Choosing an LLM adaptation method
We have covered various LLM adaptation methods, including prompt engineering, domain adaptation pre-training, fine-tuning, and RAG. All these methods are intended to get better responses from the pre-trained LLMs. With all these options, it leaves one wondering: how do we choose which method to use?
Let’s break down some of the considerations when choosing these different methods.
Response quality
Response quality measures how accurately the LLM response is aligned with the intent of the user queries. The evaluation of response quality can be intricate for different use cases, as there are different considerations for evaluating response quality, such as knowledge domain affinity, task accuracy, up-to-date data, source data transparency, and hallucination.
For knowledge domain affinity, domain adaptation pre-training can be used to effectively teach LLM domain-specific knowledge and terminology. RAG is efficient in retrieving relevant data, but the LLM used for the response synthetization may not capture domain-specific patterns, terminology, and nuance as well as fine-tuned or domain adaptation pre-training models. If you need strong domain-specific performance, you want to consider domain adaptation pre-training.
If you need to maximize accuracy for specific tasks, then fine-tuning is the recommended approach. Prompt engineering can also help improve task accuracy through single-shot or few-shot prompting techniques, but it is prompt-specific and does not generalize across different prompts.
If information freshness in the response is the primary goal, then RAG is the ideal solution since it has access to dynamic external data sources. Prompt engineering can also help with data freshness when up-to-date knowledge is provided as part of the prompt. Fine-tuning and domain adaptation pre-training have knowledge cutoffs based on the latest training dataset used.
For some applications such as medical diagnosis or financial analysis, knowing how the decisions were made and what data sources were used in making the decision is crucial. If this is a critical requirement for the use case, then RAG is the clear choice here, as RAG can provide references to the knowledge it used for constructing the response. Fine-tuning and domain adaptation pre-training behave more like a “black box,” often obscuring what data sources are used for decision-making.
As mentioned in the previous chapter, LLMs sometimes generate inaccurate responses that are not grounded in their training data or user input when they encounter unfamiliar queries and hallucinate plausible but false information. Fine-tuning can reduce fabrication by focusing the model on domain-specific knowledge. However, the risk remains for unfamiliar inputs. RAG systems better address hallucination risks by anchoring responses to retrieved documents. The initial retrieval step acts as a fact check, finding relevant passages to ground the response in real data. Subsequent generation is confined within the context of the retrievals rather than being unconstrained. This mechanism minimizes fabricated responses not supported by data.
Cost of the adaptation
When evaluating LLM adaptation approaches, it is important to consider both initial implementation costs as well as long-term maintenance costs. With this in mind, let’s compare the costs of the different approaches.

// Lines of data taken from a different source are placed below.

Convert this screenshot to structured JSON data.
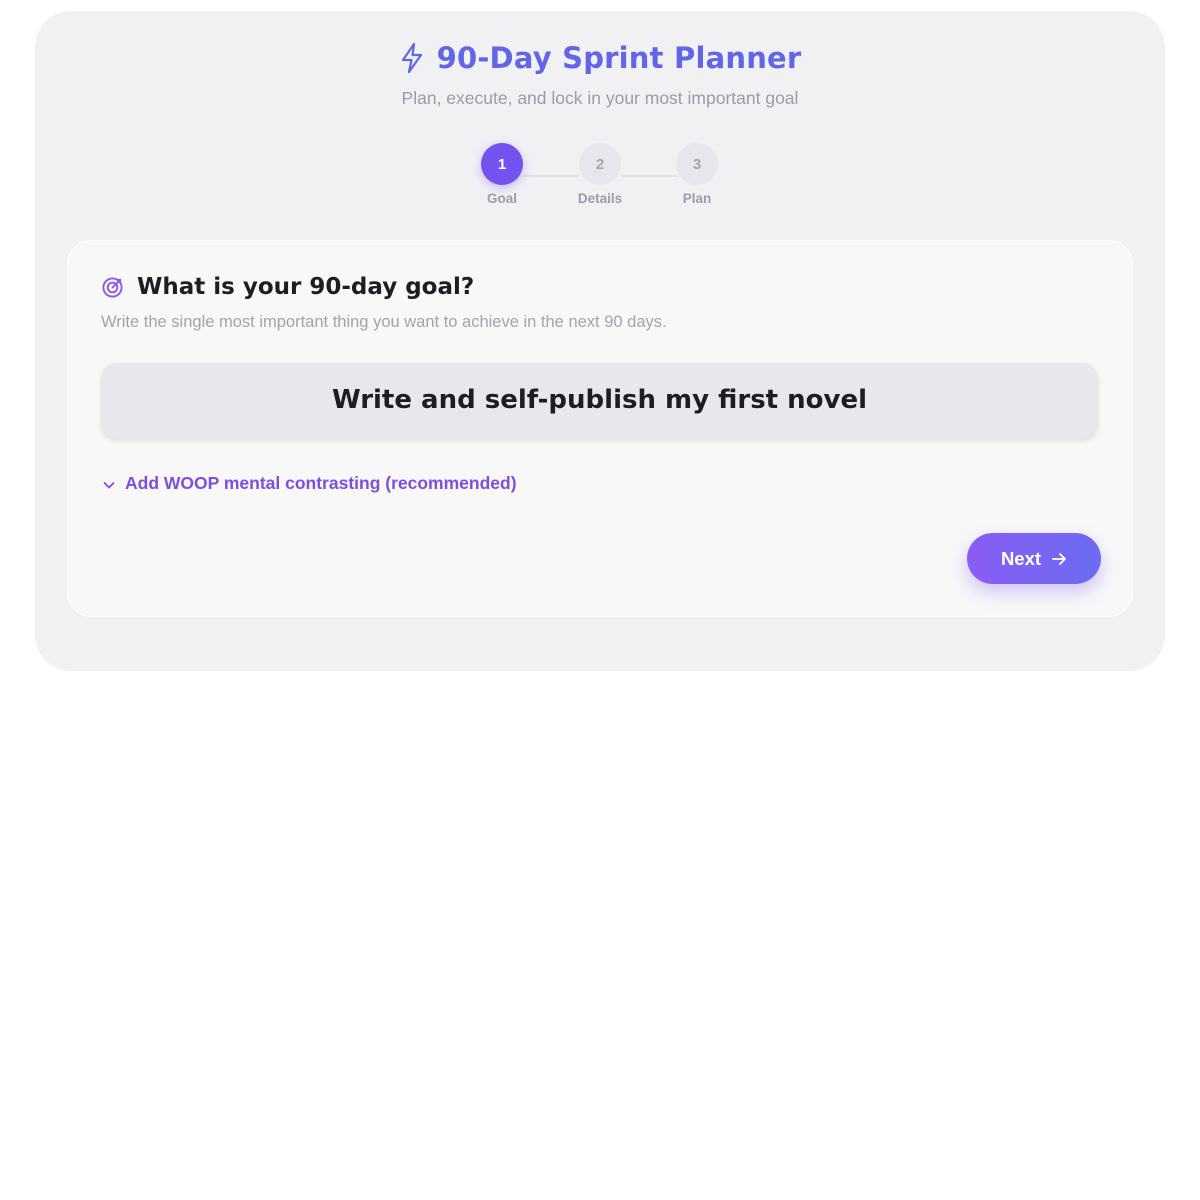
{
  "header": {
    "title": "90-Day Sprint Planner",
    "subtitle": "Plan, execute, and lock in your most important goal",
    "title_icon": "bolt-icon"
  },
  "stepper": {
    "current_step": 1,
    "steps": [
      {
        "number": "1",
        "label": "Goal",
        "state": "active"
      },
      {
        "number": "2",
        "label": "Details",
        "state": "inactive"
      },
      {
        "number": "3",
        "label": "Plan",
        "state": "inactive"
      }
    ]
  },
  "goal_card": {
    "icon": "target-icon",
    "question": "What is your 90-day goal?",
    "hint": "Write the single most important thing you want to achieve in the next 90 days.",
    "goal_value": "Write and self-publish my first novel",
    "woop_toggle_label": "Add WOOP mental contrasting (recommended)",
    "woop_icon": "chevron-down-icon",
    "next_label": "Next",
    "next_icon": "arrow-right-icon"
  },
  "colors": {
    "accent": "#7452ef",
    "title": "#6066e6",
    "link": "#7c4fe0",
    "text_dark": "#1d1d24",
    "text_muted": "#9c9ca8"
  }
}
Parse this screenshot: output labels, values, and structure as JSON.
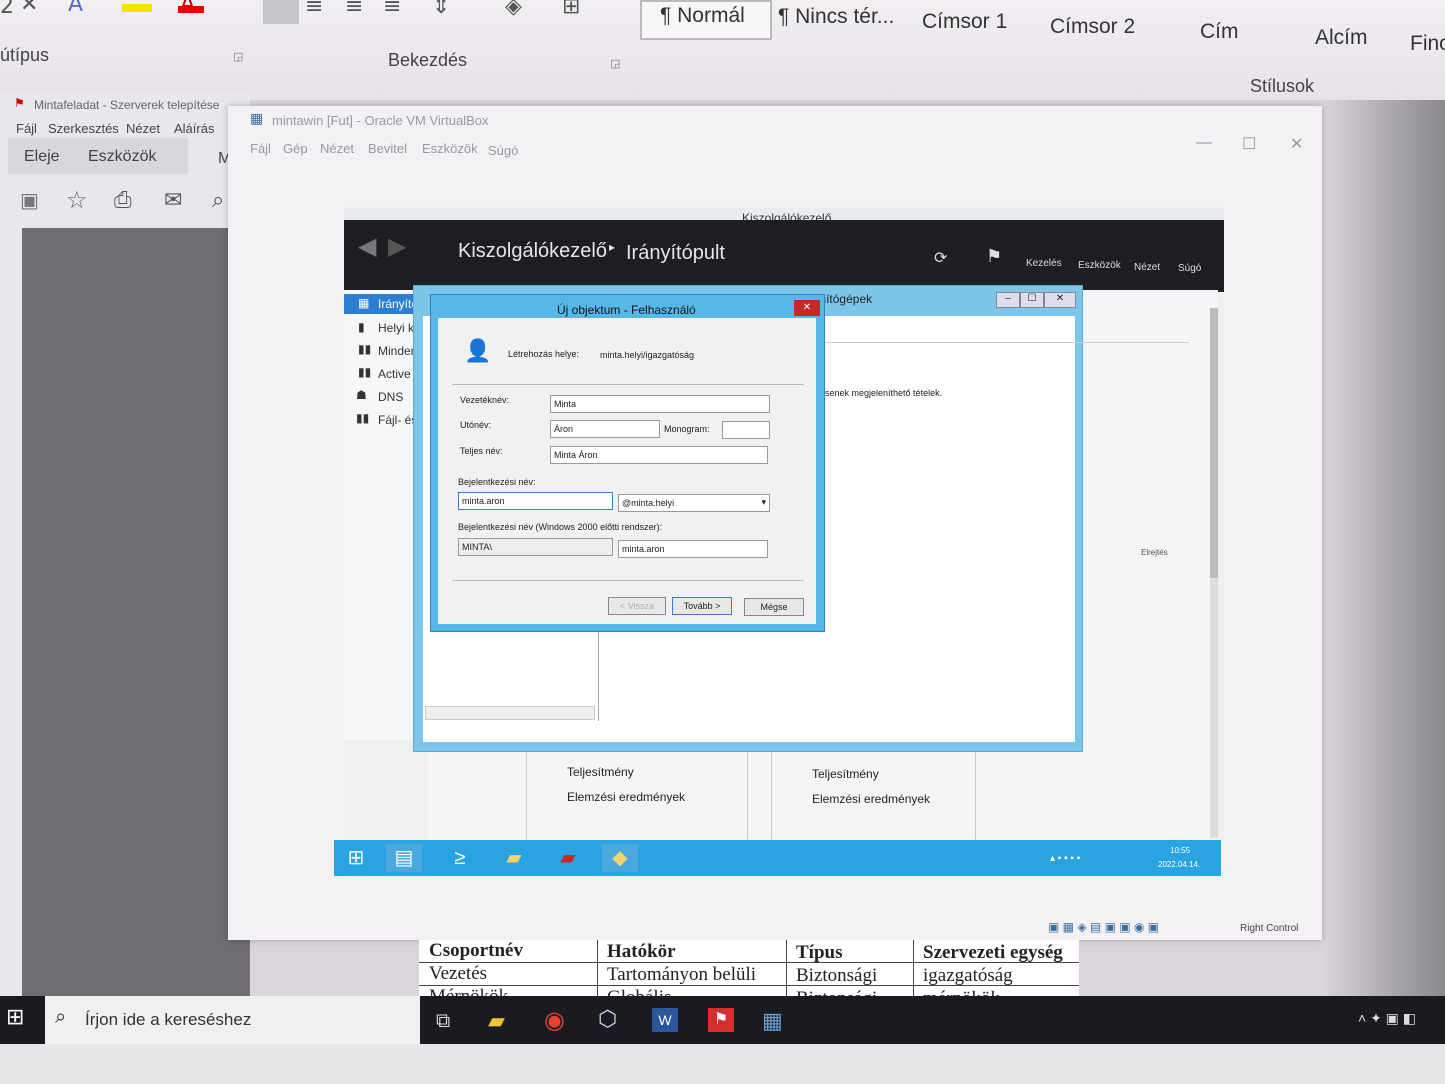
{
  "word": {
    "ribbon": {
      "group_font": "útípus",
      "group_paragraph": "Bekezdés",
      "group_styles": "Stílusok",
      "styles": [
        "¶ Normál",
        "¶ Nincs tér...",
        "Címsor 1",
        "Címsor 2",
        "Cím",
        "Alcím",
        "Fino"
      ]
    },
    "table": {
      "headers": [
        "Csoportnév",
        "Hatókör",
        "Típus",
        "Szervezeti egység"
      ],
      "rows": [
        [
          "Vezetés",
          "Tartományon belüli",
          "Biztonsági",
          "igazgatóság"
        ],
        [
          "Mérnökök",
          "Globális",
          "Biztonsági",
          "mérnökök"
        ]
      ]
    }
  },
  "acrobat": {
    "title": "Mintafeladat - Szerverek telepítése",
    "menu": [
      "Fájl",
      "Szerkesztés",
      "Nézet",
      "Aláírás",
      "Ab"
    ],
    "tabs": [
      "Eleje",
      "Eszközök",
      "Min"
    ]
  },
  "virtualbox": {
    "title": "mintawin [Fut] - Oracle VM VirtualBox",
    "menu": [
      "Fájl",
      "Gép",
      "Nézet",
      "Bevitel",
      "Eszközök",
      "Súgó"
    ],
    "status_right": "Right Control"
  },
  "server_manager": {
    "title": "Kiszolgálókezelő",
    "breadcrumb": [
      "Kiszolgálókezelő",
      "Irányítópult"
    ],
    "menu": [
      "Kezelés",
      "Eszközök",
      "Nézet",
      "Súgó"
    ],
    "nav": [
      "Irányító",
      "Helyi ki",
      "Minden",
      "Active D",
      "DNS",
      "Fájl- és"
    ],
    "tiles": [
      {
        "items": [
          "Teljesítmény",
          "Elemzési eredmények"
        ]
      },
      {
        "items": [
          "Teljesítmény",
          "Elemzési eredmények"
        ]
      }
    ]
  },
  "aduc": {
    "title": "Active Directory – felhasználók és számítógépek",
    "empty_msg": "senek megjeleníthető tételek.",
    "hide_label": "Elrejtés"
  },
  "dialog": {
    "title": "Új objektum - Felhasználó",
    "create_in_label": "Létrehozás helye:",
    "create_in_value": "minta.helyi/igazgatóság",
    "last_name_label": "Vezetéknév:",
    "last_name_value": "Minta",
    "first_name_label": "Utónév:",
    "first_name_value": "Áron",
    "initials_label": "Monogram:",
    "initials_value": "",
    "full_name_label": "Teljes név:",
    "full_name_value": "Minta Áron",
    "logon_label": "Bejelentkezési név:",
    "logon_value": "minta.aron",
    "domain_value": "@minta.helyi",
    "pre2000_label": "Bejelentkezési név (Windows 2000 előtti rendszer):",
    "pre2000_domain": "MINTA\\",
    "pre2000_value": "minta.aron",
    "btn_back": "< Vissza",
    "btn_next": "Tovább >",
    "btn_cancel": "Mégse"
  },
  "guest_clock": {
    "time": "10:55",
    "date": "2022.04.14."
  },
  "windows": {
    "search_placeholder": "Írjon ide a kereséshez"
  }
}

Prompt engineering has the lowest overhead, involving simply writing and testing prompts to yield good results from the pre-trained language model. Maintenance may require occasional prompt updates as the foundation model is updated over time.
RAG systems have moderately high startup costs due to requiring multiple components – embeddings, vector stores, retrievers, and language models. However, these systems are relatively static over time.
Full fine-tuning and domain adaptation pre-training can be expensive, needing massive computational resources and time to completely update potentially all parameters of a large foundation model, as well as the cost of dataset preparation. Parameter Efficient Fine-Tuning (PEFT) can be cheaper than full fine-tuning and domain adaptation pre-training. However, it is still considered more expensive than RAG due to the requirement for high-quality dataset preparation and training resource requirements.
Implementation complexity
The implementation complexity varies significantly across different techniques, from straightforward to highly advanced configurations.
Prompt engineering has relatively low complexity, requiring mainly language skills and few-shot learning familiarity to craft prompts that elicit good performance from the foundation model. There are minimal requirements for programming skills and science knowledge.
RAG systems have moderate complexity, needing software engineering to build the pipeline components like retrievers and integrators. The complexity rises with advanced RAG configurations and infrastructure, such as complex workflows involving agents and tools, and infrastructure components for monitoring, observability, evaluation, and orchestration.
PEFT and full model fine-tuning have the highest complexity. These require deep expertise in deep learning, NLP, and data science to select training data, write tuning scripts, choose hyperparameters like learning rates, loss functions, etc., and ultimately update the model’s internal representations.